Many people own cars and homes in Nevada, and they invest money paying premiums for related insurance policies. Apartment renters, business owners, and others also rely on insurance coverage to pay for losses. When a client experiences a loss, filing a claim often becomes a top priority. However, the insurance provider may offer a “lowball” settlement, raising questions about “bad faith” violations.

Concerns about bad faith

Bad faith” in this context is a legal term that refers to an insurance company’s refusal to pay a valid claim or otherwise not handling contractual duties regarding a claim. Of course, an insurance company is under no obligation to pay an invalid claim. For example, if a homeowner policy excludes liability claims deriving from home demolitions, policyholders should know they can’t expect a settlement. Clients have a responsibility to read and understand their policy. Insurance companies can’t hide exclusions, though.

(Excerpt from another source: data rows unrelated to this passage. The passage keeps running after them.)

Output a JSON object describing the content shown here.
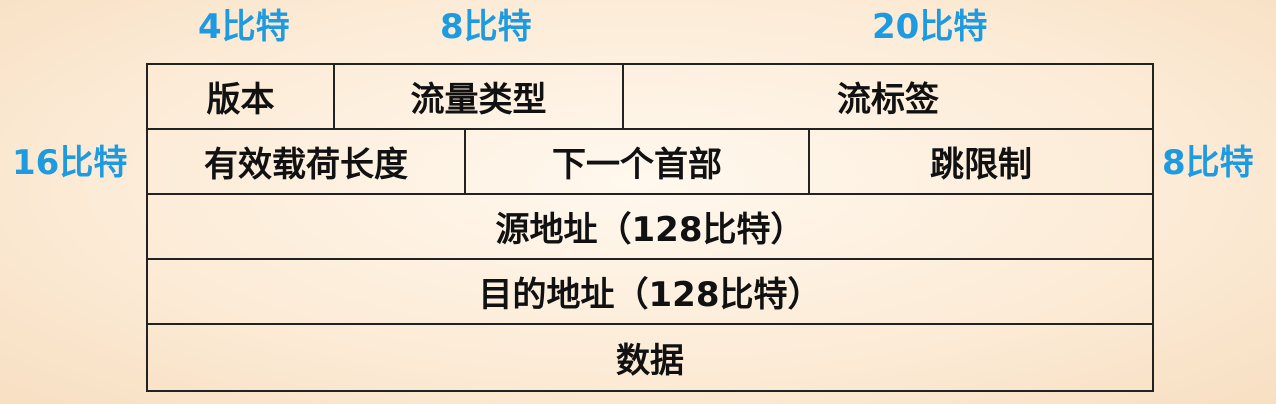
{
  "bit_labels": {
    "version": "4比特",
    "traffic_class": "8比特",
    "flow_label": "20比特",
    "payload_length": "16比特",
    "hop_limit": "8比特"
  },
  "rows": [
    [
      {
        "label": "版本"
      },
      {
        "label": "流量类型"
      },
      {
        "label": "流标签"
      }
    ],
    [
      {
        "label": "有效载荷长度"
      },
      {
        "label": "下一个首部"
      },
      {
        "label": "跳限制"
      }
    ],
    [
      {
        "label": "源地址（128比特）"
      }
    ],
    [
      {
        "label": "目的地址（128比特）"
      }
    ],
    [
      {
        "label": "数据"
      }
    ]
  ],
  "colors": {
    "bit_label": "#1e9be0",
    "border": "#222222",
    "text": "#111111"
  }
}
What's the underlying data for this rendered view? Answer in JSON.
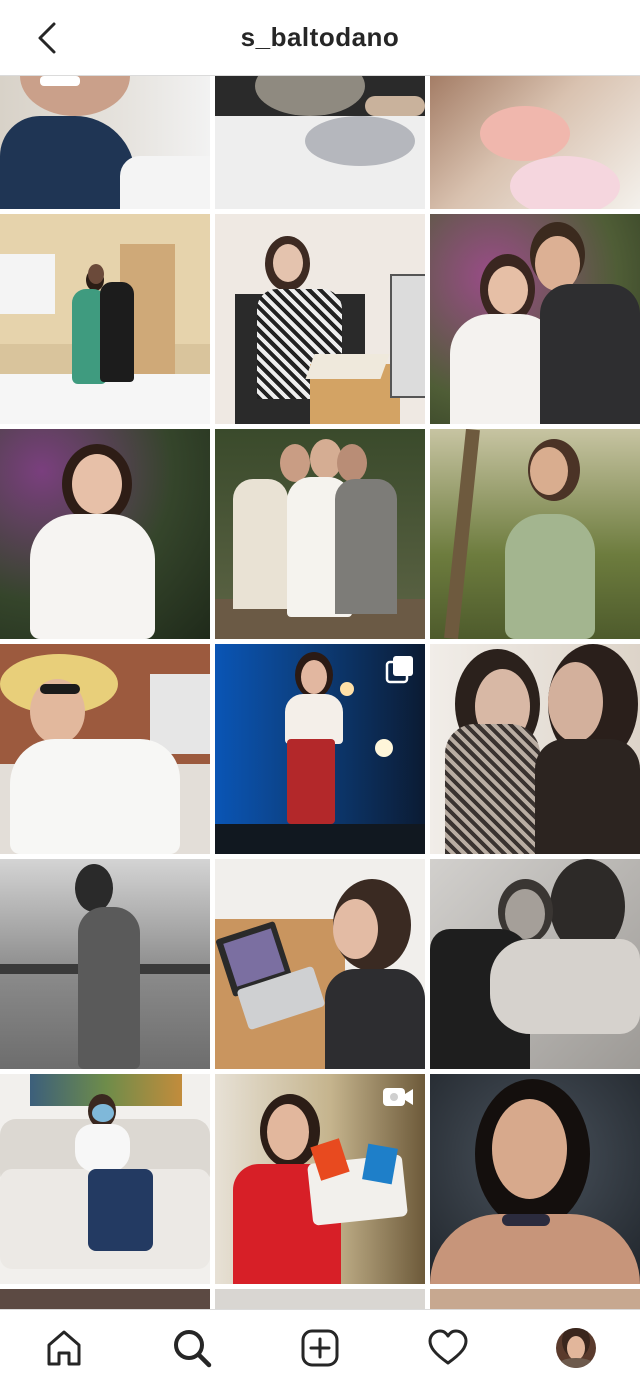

That said, a client may become furious when an insurance company offers a far lower settlement than what the customer feels it deserves. A low settlement is not necessarily bad faith unless the insurance provider violates its obligated duties.

Detailing the low settlement

After filing an insurance claim, a client may deal with an adjuster who works to arrive at a loss figure. The adjuster could come up with a low figure, and that is not automatically bad faith. Refusing to provide evidence for how the figure came about might be in bad faith, however.

Sometimes, clients and adjusters go back and forth in negotiations to come up with an agreed-upon figure. Lacking experience, a client may want to have an attorney handle the matter.